Für diese Dienste müssen die Städte und Kreise tief in ihre Kassen greifen. Allein die Stadt Bochum überweist im Jahr mehr als 80 Millionen Euro an den LWL.
Nicht jeder wird Löb um seinen Job beneiden
Nicht jeder wird Matthias Löb um seinen neuen Job beneiden, denn auf „seinen“ Landschaftsverband warten riesige Herausforderungen. Zwei davon erwähnte Löb gestern in seiner kurzen Dankesrede: das bessere Miteinander von Behinderten und Nicht-Behinderten (Inklusion) und die älter werdende Gesellschaft.

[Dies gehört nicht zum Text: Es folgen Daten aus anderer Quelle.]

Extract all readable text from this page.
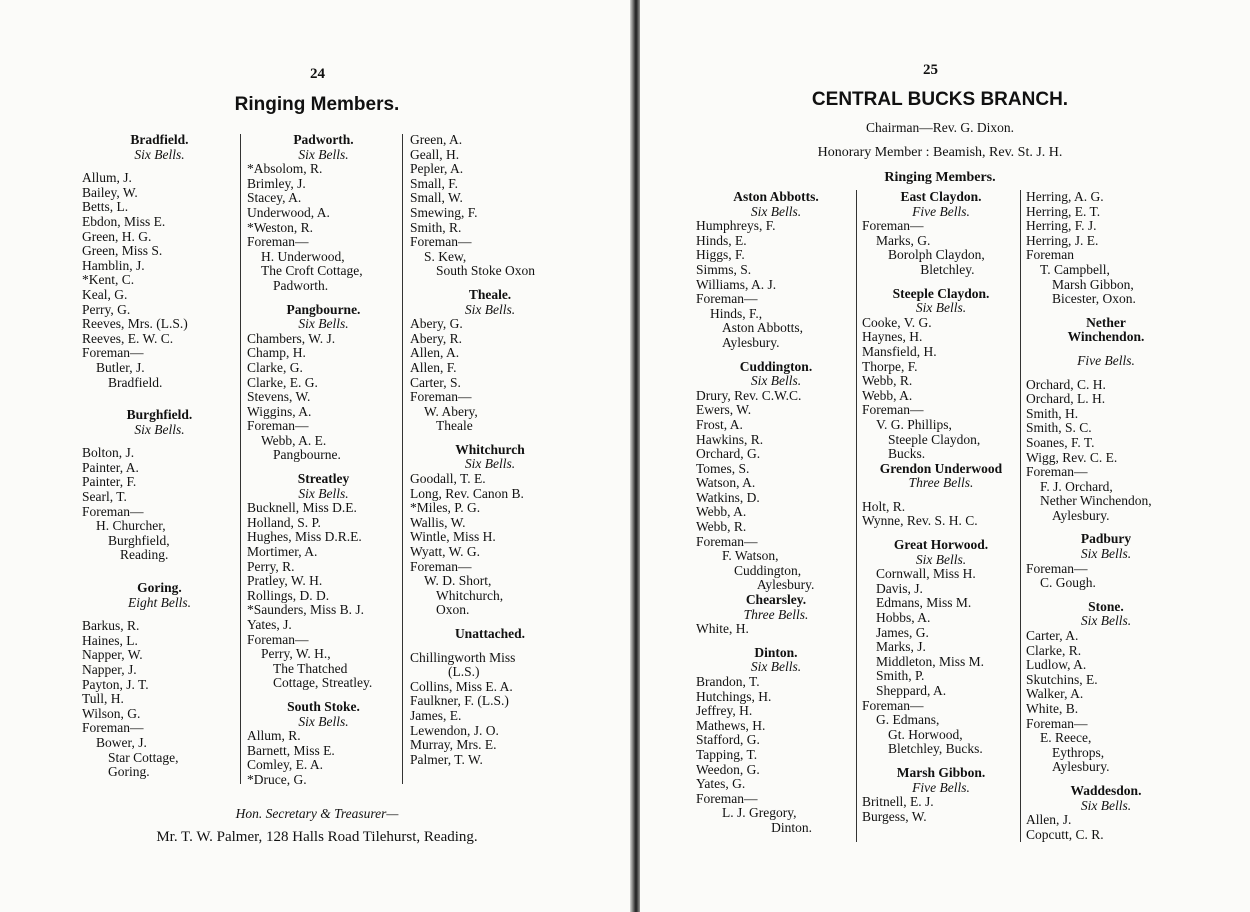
24
Ringing Members.
Bradfield.
Six Bells.
Allum, J.
Bailey, W.
Betts, L.
Ebdon, Miss E.
Green, H. G.
Green, Miss S.
Hamblin, J.
*Kent, C.
Keal, G.
Perry, G.
Reeves, Mrs. (L.S.)
Reeves, E. W. C.
Foreman—
Butler, J.
Bradfield.
Burghfield.
Six Bells.
Bolton, J.
Painter, A.
Painter, F.
Searl, T.
Foreman—
H. Churcher,
Burghfield,
Reading.
Goring.
Eight Bells.
Barkus, R.
Haines, L.
Napper, W.
Napper, J.
Payton, J. T.
Tull, H.
Wilson, G.
Foreman—
Bower, J.
Star Cottage,
Goring.
Padworth.
Six Bells.
*Absolom, R.
Brimley, J.
Stacey, A.
Underwood, A.
*Weston, R.
Foreman—
H. Underwood,
The Croft Cottage,
Padworth.
Pangbourne.
Six Bells.
Chambers, W. J.
Champ, H.
Clarke, G.
Clarke, E. G.
Stevens, W.
Wiggins, A.
Foreman—
Webb, A. E.
Pangbourne.
Streatley
Six Bells.
Bucknell, Miss D.E.
Holland, S. P.
Hughes, Miss D.R.E.
Mortimer, A.
Perry, R.
Pratley, W. H.
Rollings, D. D.
*Saunders, Miss B. J.
Yates, J.
Foreman—
Perry, W. H.,
The Thatched
Cottage, Streatley.
South Stoke.
Six Bells.
Allum, R.
Barnett, Miss E.
Comley, E. A.
*Druce, G.
Green, A.
Geall, H.
Pepler, A.
Small, F.
Small, W.
Smewing, F.
Smith, R.
Foreman—
S. Kew,
South Stoke Oxon
Theale.
Six Bells.
Abery, G.
Abery, R.
Allen, A.
Allen, F.
Carter, S.
Foreman—
W. Abery,
Theale
Whitchurch
Six Bells.
Goodall, T. E.
Long, Rev. Canon B.
*Miles, P. G.
Wallis, W.
Wintle, Miss H.
Wyatt, W. G.
Foreman—
W. D. Short,
Whitchurch,
Oxon.
Unattached.
Chillingworth Miss
(L.S.)
Collins, Miss E. A.
Faulkner, F. (L.S.)
James, E.
Lewendon, J. O.
Murray, Mrs. E.
Palmer, T. W.
Hon. Secretary & Treasurer—
Mr. T. W. Palmer, 128 Halls Road Tilehurst, Reading.
25
CENTRAL BUCKS BRANCH.
Chairman—Rev. G. Dixon.
Honorary Member : Beamish, Rev. St. J. H.
Ringing Members.
Aston Abbotts.
Six Bells.
Humphreys, F.
Hinds, E.
Higgs, F.
Simms, S.
Williams, A. J.
Foreman—
Hinds, F.,
Aston Abbotts,
Aylesbury.
Cuddington.
Six Bells.
Drury, Rev. C.W.C.
Ewers, W.
Frost, A.
Hawkins, R.
Orchard, G.
Tomes, S.
Watson, A.
Watkins, D.
Webb, A.
Webb, R.
Foreman—
F. Watson,
Cuddington,
Aylesbury.
Chearsley.
Three Bells.
White, H.
Dinton.
Six Bells.
Brandon, T.
Hutchings, H.
Jeffrey, H.
Mathews, H.
Stafford, G.
Tapping, T.
Weedon, G.
Yates, G.
Foreman—
L. J. Gregory,
Dinton.
East Claydon.
Five Bells.
Foreman—
Marks, G.
Borolph Claydon,
Bletchley.
Steeple Claydon.
Six Bells.
Cooke, V. G.
Haynes, H.
Mansfield, H.
Thorpe, F.
Webb, R.
Webb, A.
Foreman—
V. G. Phillips,
Steeple Claydon,
Bucks.
Grendon Underwood
Three Bells.
Holt, R.
Wynne, Rev. S. H. C.
Great Horwood.
Six Bells.
Cornwall, Miss H.
Davis, J.
Edmans, Miss M.
Hobbs, A.
James, G.
Marks, J.
Middleton, Miss M.
Smith, P.
Sheppard, A.
Foreman—
G. Edmans,
Gt. Horwood,
Bletchley, Bucks.
Marsh Gibbon.
Five Bells.
Britnell, E. J.
Burgess, W.
Herring, A. G.
Herring, E. T.
Herring, F. J.
Herring, J. E.
Foreman
T. Campbell,
Marsh Gibbon,
Bicester, Oxon.
Nether
Winchendon.
Five Bells.
Orchard, C. H.
Orchard, L. H.
Smith, H.
Smith, S. C.
Soanes, F. T.
Wigg, Rev. C. E.
Foreman—
F. J. Orchard,
Nether Winchendon,
Aylesbury.
Padbury
Six Bells.
Foreman—
C. Gough.
Stone.
Six Bells.
Carter, A.
Clarke, R.
Ludlow, A.
Skutchins, E.
Walker, A.
White, B.
Foreman—
E. Reece,
Eythrops,
Aylesbury.
Waddesdon.
Six Bells.
Allen, J.
Copcutt, C. R.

Besonders für die Behindertenhilfe muss mehr Geld ausgegeben werden. „Die Zahl der Menschen, um die wir uns kümmern, nimmt jedes Jahr zu“, betonte Wolfgang Kirsch zuletzt immer öfter.
Mit Erleichterung haben die Landschaftsverbände und die Städte daher den Berliner Koalitionsvertrag gelesen. Der Bund will die Kommunen jährlich um fünf Milliarden Euro bei der Eingliederungshilfe für Behinderte entlasten. Das bedeutet allein für Westfalen-Lippe eine Entlastung von 500 Millionen Euro, so der LWL.